Foi no final de 2021 que a Stellantis anunciou que estrategicamente iria investir na Factorial, firmando com esta empresa um acordo para o desenvolvimento conjunto de baterias em estado sólido. Pouco mais de um ano depois, na última edição do Consumer Electronics Show (CES), em Las Vegas, as duas companhias aproveitaram para fazer o ponto da situação do projecto e, no mínimo, o objectivo é ambicioso.

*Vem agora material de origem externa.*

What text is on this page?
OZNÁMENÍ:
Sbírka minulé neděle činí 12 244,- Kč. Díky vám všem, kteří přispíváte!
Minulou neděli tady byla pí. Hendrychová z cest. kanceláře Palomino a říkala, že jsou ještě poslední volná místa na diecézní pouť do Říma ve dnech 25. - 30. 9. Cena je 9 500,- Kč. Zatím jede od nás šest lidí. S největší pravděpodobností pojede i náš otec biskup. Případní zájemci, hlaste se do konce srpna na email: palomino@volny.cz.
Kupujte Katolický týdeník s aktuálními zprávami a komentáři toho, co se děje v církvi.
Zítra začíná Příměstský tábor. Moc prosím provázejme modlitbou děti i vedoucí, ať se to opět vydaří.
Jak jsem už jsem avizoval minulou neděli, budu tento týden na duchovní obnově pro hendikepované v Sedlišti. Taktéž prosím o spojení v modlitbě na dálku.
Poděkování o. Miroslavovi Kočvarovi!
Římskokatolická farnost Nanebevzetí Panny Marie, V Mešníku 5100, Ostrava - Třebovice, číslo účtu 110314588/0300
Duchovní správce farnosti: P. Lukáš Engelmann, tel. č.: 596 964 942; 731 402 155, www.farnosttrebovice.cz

A meta inicial de introduzir as baterias que trocam o electrólito líquido por um sólido quimicamente inerte mantém-se para 2026. Ou seja, pelo menos uma mão de anos antes daquilo que um dos especialistas do sector diz ser a meta plausível para introduzir esta tecnologia, que não só incrementa a segurança como permite uma maior densidade energética, isto é, packs mais pequenos para a mesma autonomia ou do mesmo tamanho para um alcance entre recargas superior. Acresce que as baterias sólidas são ainda mais seguras, por eliminarem a possibilidade de fuga de electrólito, e os protótipos já construídos confirmam que são capazes de lidar com potências superiores, o que se traduz em tempos de carregamento mais rápidos.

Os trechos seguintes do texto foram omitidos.